PNA66706

Cordeiro Místico
Autor: Josefa de Óbidos, atribuída a
Centro de Fabrico: Portugal
Data: c.1660-1670
Material: Óleo sobre tela
Dimensões (cm): Alt. 55,8; larg. 65
Proprietário: Palácio Nacional da Ajuda
N.º de Inventário: PNA66706

O cordeiro é o símbolo mais antigo da Páscoa. Embora tido como símbolo da Páscoa Cristã, o cordeiro já era muito importante na Páscoa Judaica e em vários cultos da Antiguidade – quando era frequente o sacrifício de animais aos Deuses.

Para os judeus – descendentes dos hebreus – a Páscoa (Pessach em hebraico, ou seja, “passagem”) comemora a saída do Egito, onde eram escravos. Neste contexto, numa das Dez pragas do Egito, o povo de Israel tinha sacrificado um cordeiro e pintado com o seu sangue as portas das suas casas, para que os seus primogénitos sobreviverem à passagem do Anjo da Morte.

Para os cristãos, a Páscoa comemora a ressurreição de Jesus Cristo – considerado o Cordeiro de Deus (Agnus Dei) – sacrificado em prol da salvação de toda a Humanidade. Este tipo de representação na iconografia sacra surge como uma metáfora de Jesus Cristo e atinge o seu auge no século XVII.

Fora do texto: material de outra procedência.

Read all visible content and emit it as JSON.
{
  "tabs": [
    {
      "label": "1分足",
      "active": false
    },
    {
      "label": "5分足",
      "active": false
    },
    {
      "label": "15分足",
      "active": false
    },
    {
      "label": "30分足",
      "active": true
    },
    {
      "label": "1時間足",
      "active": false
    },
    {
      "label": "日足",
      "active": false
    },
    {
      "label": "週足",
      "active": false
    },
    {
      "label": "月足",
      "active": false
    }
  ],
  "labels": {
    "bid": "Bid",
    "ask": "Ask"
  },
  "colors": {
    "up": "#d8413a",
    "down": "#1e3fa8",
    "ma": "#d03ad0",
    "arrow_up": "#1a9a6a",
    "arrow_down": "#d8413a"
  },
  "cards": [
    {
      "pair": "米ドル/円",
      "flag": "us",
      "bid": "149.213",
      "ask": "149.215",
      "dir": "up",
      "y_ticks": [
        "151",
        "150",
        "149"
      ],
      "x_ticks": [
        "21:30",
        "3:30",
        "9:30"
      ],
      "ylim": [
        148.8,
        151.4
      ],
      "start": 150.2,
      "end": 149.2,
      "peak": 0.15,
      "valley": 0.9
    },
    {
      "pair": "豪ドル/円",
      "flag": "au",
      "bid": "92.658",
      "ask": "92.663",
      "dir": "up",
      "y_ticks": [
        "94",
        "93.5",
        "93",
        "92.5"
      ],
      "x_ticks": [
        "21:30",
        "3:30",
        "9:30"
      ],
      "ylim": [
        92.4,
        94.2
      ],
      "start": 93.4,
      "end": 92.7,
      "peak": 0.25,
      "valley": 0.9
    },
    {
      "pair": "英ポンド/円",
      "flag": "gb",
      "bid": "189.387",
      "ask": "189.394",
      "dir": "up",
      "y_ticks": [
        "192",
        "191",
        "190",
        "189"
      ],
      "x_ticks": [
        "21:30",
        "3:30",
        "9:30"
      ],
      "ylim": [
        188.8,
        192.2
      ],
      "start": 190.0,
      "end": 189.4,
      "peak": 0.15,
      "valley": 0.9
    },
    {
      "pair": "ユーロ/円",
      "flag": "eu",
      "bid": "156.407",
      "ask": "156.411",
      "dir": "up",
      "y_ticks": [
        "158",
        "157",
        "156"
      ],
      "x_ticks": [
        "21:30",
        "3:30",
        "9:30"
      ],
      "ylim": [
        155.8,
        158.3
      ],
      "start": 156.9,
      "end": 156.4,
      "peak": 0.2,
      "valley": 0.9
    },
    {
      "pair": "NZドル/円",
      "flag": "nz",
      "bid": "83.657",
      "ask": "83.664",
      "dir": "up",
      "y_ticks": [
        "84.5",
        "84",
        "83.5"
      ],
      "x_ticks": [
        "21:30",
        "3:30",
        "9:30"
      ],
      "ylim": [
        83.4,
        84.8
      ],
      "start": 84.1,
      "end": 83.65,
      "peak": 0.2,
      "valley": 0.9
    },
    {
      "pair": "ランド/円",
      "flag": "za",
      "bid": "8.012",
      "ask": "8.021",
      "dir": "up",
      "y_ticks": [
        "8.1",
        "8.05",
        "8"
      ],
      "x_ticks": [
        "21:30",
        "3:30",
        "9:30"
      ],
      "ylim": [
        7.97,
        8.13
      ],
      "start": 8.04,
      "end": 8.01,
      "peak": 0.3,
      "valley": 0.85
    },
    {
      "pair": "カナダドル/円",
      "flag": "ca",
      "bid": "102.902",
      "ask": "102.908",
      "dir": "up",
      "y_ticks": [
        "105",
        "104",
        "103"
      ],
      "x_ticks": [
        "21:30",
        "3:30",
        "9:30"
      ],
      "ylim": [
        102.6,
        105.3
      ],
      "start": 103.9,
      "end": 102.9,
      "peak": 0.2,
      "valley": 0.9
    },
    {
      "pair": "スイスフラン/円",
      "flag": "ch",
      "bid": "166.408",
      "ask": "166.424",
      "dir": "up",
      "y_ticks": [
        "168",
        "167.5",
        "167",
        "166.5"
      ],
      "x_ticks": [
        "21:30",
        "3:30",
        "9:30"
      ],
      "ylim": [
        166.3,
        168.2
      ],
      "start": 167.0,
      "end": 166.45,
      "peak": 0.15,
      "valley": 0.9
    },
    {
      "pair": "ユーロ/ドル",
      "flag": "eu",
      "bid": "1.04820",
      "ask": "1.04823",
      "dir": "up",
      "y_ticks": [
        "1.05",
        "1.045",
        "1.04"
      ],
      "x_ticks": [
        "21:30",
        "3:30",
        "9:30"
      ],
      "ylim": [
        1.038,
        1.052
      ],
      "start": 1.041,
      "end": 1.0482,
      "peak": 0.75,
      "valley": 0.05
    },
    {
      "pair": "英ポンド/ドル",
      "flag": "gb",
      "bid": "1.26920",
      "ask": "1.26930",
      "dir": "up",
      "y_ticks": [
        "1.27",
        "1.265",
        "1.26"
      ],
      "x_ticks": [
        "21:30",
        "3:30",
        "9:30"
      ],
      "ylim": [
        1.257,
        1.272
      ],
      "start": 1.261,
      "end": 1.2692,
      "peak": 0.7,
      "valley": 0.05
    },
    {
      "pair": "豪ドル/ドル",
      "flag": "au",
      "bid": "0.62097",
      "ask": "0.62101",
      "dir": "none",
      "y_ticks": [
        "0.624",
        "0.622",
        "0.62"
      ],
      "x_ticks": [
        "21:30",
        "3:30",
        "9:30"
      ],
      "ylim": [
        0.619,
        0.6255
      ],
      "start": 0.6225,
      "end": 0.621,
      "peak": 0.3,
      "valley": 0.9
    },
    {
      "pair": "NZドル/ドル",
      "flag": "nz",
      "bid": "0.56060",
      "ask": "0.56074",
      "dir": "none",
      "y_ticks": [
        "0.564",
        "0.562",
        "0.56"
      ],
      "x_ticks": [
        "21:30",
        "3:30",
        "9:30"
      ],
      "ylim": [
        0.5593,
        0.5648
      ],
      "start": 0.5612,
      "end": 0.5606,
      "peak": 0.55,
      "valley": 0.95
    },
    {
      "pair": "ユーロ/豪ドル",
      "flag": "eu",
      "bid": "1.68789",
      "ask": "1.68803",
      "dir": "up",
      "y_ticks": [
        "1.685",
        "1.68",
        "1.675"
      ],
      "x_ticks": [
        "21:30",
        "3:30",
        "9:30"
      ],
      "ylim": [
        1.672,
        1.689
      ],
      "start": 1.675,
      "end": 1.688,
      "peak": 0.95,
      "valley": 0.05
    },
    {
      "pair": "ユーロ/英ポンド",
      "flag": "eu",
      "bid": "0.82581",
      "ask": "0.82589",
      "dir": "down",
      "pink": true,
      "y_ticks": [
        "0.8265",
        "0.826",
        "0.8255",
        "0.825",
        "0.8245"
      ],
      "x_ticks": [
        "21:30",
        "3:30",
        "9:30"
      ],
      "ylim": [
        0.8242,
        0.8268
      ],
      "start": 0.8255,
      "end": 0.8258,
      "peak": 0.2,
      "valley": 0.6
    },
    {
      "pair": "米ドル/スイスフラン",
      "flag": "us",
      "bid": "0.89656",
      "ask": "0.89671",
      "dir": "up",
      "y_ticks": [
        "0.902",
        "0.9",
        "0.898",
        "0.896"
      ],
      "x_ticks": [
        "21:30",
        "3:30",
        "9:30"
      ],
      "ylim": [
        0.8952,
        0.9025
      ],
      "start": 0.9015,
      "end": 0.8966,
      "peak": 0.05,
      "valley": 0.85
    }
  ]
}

Esta pintura foi, desde sempre, atribuída a Josefa de Ayalla – mais conhecida como Josefa de Óbidos. Josefa de Óbidos (1630-1684) tornou-se famosa neste período, não só pela sua vocação para a pintura, mas também por ser raro permitir-se às mulheres um grau de educação tão elevado. Aliás, a pintora portuguesa de origem Sevilhana capturou a essência de uma época no século XVII, pegando em coisas simples e pintando-as de forma genial.

Apesar de ter nascido em Sevilha, viveu a maior parte da sua vida em Óbidos e, da vila portuguesa, adotou o nome.

Esta pintora barroca é sobretudo conhecida pelos temas religiosos, naturezas mortas – flores, frutas, animais ou objetos inanimados – e gravuras em metal. Focou-se no estudo da luz e dos contrastes que compõem a corrente proto-barroca de matriz peninsular. Sendo uma das poucas pintoras europeias à data, colheu ensinamentos de grandes mestres como Zurbarán, Francisco de Herrera, Valdez Leal, André Reinoso e do próprio pai – Baltazar Gomes Figueira.

A figura do cordeiro de pernas atadas (reforçando a sua qualidade de vítima), em pose de resignação face ao sacrifício iminente, torna-se explícito emblema da obediência e virtude cristã. O cordeiro está representado vivo e o branco simboliza a pureza.